As luck would have it, St. Andrews’s Lithuanian parish in New Britain, Connecticut, needed an organist. The pastor, having found out about Marijosius’s background, offered him the position. And so, on Christmas Eve of 1948, the five-person Marijosius family found a new home in the basement of St. Andrews’s rectory.

Before long, St. Andrews’s Church choir was presenting concerts of sacred music that featured soloists from the Metropolitan Opera, under Marijosius's direction. In 1949, before he had mastered English, Marijosius was taking the morning bus to Hartford to teach at the Hartt College of Music (in 1957 incorporated into the University of Hartford.) Marijosius would stay on the faculty for more than thirty years and would chair the Department of Applied Music until his retirement from the University as Professor Emeritus.

Besides a full teaching and conducting schedule at Hartt, Marijosius continued as organist at St. Andrew's and sometimes at the Cathedral of Saint Joseph in Hartford. He also served as a guest conductor with the Chicago Symphony Orchestra and the New York Symphony of the Air; he was music director and conductor for several community symphony orchestras and various state youth orchestras; he was also a conductor at numerous summer music festivals. He was an accompanist for soloists in a number of cities in the U.S. and Canada. Fluent in Russian, he interpreted for Mstislav Rostropovich and Aram Khachaturian who were both guests at Hartt. (Marijosius also knew Polish, German, and of course, Lithuanian; he also knew some Italian and loved to quote Latin sayings.)

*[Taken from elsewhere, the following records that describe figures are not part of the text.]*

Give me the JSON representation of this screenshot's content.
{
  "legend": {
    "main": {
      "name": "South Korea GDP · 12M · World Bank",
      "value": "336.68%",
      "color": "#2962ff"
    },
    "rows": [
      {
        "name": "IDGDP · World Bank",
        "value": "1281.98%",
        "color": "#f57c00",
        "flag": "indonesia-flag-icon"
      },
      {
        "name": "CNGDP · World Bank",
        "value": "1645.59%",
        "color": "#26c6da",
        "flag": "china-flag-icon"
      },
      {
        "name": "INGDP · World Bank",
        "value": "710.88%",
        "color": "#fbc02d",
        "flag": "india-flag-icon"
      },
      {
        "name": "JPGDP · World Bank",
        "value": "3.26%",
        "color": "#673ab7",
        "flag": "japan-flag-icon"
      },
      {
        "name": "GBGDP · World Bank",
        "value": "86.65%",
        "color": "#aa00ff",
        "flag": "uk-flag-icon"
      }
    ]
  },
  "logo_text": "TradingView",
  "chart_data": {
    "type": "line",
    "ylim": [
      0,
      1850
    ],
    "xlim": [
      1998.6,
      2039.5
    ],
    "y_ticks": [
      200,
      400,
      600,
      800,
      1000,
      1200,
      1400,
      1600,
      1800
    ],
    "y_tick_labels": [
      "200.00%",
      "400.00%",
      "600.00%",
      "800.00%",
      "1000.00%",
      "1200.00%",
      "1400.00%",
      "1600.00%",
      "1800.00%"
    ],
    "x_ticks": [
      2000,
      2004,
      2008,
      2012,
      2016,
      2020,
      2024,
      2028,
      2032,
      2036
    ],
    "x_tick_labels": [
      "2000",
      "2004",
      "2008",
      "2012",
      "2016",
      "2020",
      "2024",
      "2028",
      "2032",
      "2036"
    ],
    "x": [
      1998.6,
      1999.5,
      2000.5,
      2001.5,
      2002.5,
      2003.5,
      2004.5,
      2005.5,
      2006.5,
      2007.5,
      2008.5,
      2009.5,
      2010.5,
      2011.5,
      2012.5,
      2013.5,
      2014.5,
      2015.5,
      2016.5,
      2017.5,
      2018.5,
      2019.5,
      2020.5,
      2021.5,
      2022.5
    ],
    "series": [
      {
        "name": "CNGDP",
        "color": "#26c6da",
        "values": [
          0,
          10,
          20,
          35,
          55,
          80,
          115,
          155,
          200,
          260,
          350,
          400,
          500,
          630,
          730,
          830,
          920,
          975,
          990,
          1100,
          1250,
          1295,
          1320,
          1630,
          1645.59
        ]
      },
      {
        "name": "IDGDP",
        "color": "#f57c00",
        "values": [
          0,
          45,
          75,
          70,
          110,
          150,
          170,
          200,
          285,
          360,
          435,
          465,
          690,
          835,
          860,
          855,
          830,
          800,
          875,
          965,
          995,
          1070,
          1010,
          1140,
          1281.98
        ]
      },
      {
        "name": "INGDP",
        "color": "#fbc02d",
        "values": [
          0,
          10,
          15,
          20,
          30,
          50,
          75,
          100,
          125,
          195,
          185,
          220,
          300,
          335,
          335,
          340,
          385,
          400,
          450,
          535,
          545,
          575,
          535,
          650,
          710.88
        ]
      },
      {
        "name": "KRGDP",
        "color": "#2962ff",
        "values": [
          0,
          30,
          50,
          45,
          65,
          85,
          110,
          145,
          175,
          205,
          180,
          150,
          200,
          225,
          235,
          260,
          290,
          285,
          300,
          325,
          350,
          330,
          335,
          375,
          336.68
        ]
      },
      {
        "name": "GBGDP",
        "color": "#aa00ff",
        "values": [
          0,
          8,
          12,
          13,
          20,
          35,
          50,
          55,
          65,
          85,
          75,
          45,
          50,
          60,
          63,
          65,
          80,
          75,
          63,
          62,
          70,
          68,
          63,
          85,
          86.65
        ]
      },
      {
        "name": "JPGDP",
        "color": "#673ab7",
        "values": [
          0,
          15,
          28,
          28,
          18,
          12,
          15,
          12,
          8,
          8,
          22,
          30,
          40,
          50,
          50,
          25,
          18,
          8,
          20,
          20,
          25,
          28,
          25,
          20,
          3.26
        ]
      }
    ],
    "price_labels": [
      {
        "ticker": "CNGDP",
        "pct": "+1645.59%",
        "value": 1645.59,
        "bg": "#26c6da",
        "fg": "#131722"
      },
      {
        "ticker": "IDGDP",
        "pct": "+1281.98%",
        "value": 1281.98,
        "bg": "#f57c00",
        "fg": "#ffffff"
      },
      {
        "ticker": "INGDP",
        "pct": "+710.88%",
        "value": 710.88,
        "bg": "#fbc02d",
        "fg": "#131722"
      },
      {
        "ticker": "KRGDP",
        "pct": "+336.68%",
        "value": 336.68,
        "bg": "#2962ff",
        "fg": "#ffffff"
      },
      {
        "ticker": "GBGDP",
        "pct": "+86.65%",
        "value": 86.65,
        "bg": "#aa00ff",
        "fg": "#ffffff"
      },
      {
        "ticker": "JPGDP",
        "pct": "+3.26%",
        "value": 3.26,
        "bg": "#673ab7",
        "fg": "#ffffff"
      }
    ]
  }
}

Marijosius liked to introduce Lithuanian composers to the American public and was a conductor of the Lithuanian language productions of Verdi’s La Forza del Destino and Un Ballo in Maschera at the Lithuanian Opera of Chicago. He was instrumental in commissioning three one-act operas by Lithuanian-American composers. When one of the composers was unable to keep his commitment, Marijosius, who could be counted on to honor commitments, composed one of the operas himself. Entitled The Oath, he soon conducted all three of the new one-act operas at the Lithuanian Opera of Chicago.

In 1974, Vytautas Marijosius visited Lithuania. The older generation of musicians welcomed him like a living legend, but he was an unknown to the young generations, because the Soviet government had forbidden citizens to even mention his name.

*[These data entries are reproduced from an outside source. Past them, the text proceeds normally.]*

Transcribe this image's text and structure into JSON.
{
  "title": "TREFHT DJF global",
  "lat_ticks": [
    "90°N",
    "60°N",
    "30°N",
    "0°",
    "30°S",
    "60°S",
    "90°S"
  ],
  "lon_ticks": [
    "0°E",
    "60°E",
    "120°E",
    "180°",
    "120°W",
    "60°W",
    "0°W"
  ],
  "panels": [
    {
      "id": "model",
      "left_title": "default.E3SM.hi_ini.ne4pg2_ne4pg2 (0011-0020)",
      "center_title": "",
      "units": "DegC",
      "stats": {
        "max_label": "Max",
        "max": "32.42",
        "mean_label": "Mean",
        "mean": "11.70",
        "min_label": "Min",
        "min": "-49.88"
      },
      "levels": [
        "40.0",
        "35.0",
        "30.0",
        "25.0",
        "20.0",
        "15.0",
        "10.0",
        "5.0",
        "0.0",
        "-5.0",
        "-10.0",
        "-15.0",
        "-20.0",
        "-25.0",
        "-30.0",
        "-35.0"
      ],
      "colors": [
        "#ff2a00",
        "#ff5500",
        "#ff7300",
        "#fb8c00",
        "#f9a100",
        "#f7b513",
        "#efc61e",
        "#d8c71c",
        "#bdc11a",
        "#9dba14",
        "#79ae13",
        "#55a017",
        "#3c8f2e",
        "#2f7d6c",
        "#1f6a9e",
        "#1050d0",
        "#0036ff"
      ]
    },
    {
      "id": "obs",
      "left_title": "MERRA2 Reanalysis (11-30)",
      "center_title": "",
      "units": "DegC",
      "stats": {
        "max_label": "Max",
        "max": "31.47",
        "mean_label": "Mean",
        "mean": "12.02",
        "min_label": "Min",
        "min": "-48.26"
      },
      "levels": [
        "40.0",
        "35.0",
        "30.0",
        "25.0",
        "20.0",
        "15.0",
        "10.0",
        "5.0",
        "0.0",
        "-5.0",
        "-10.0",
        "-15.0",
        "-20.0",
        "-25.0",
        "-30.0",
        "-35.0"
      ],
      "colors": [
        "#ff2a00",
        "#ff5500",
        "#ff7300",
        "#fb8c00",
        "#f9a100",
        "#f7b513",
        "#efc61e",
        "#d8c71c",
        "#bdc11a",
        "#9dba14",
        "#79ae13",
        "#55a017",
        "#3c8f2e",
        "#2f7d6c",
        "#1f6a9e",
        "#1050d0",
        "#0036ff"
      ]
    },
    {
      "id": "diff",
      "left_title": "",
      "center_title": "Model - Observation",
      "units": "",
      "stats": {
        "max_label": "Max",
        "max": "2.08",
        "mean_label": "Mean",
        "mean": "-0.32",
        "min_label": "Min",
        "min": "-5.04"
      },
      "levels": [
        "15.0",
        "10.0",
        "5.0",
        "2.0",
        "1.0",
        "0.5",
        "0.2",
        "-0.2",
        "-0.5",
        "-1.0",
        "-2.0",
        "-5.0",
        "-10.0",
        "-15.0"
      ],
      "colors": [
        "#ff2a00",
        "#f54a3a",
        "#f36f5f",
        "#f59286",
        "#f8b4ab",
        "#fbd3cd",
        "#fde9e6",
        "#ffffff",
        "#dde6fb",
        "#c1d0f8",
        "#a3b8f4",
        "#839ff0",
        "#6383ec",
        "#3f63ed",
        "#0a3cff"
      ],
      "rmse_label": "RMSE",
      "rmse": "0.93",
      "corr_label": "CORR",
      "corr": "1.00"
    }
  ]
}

Vytautas Marijosius spent the sunset of his life at the convent of the Lithuanian Sisters of the Immaculate Conception, in Putnam, Connecticut. He now rests in peace in the convent’s cemetery next to his beloved wife of fifty-three years, whom he outlived by nine years. He designed their headstone himself. It is elegant and one of a kind, just like the man of many talents who designed it.

Vytautas Marijosius lives on in the memories of his son and two daughters and their families and of all who know him. He also lives in the accomplishments of those whom he taught, and hopefully now will also live in the achievements of the recipients of The American Prize—Vytautas Marijosius Award in Conducting, established in his memory.


  1. David,
    Heard a wonderful story about Marijosius from the late Peter Harvey.
    It seems that Peter had a Russian voice student who very much appreciated working with him. When she left to go back to Russia, she gave Peter a beautiful triptych. Peter went to show it to Marijosius and Marijosius said, "I have a rule that I never accept gifts from students … but this I will accept." So that's how peter ended up giving Marijosius a present.
    By the way, I was a student of his at Hartt in the late 60s. You and I crossed paths briefly--mostly because I was Richard Tuckerman's roomate.
    Best wishes,
    Stephen D. Bruce, Ph.D.

  2. I met Vytautas Marijosius at Hartt in 1983 or 1984.
    I was a major in guitar and had some credits to take conducting. We went through Max Rudolf's Grammar on conducting. He was a real musician and very dedicated. I remember doing the opening of Beethoven II and how he reacted not to my stick but to my gut feeling and listening of the music. An incredibly sensitive man. Later on he took me to his home and we sat at his piano and went through scores, Mozart g-minor, Beethoven VII etc. Unforgettable! He said I had a good hand for conducting so I followed this calling.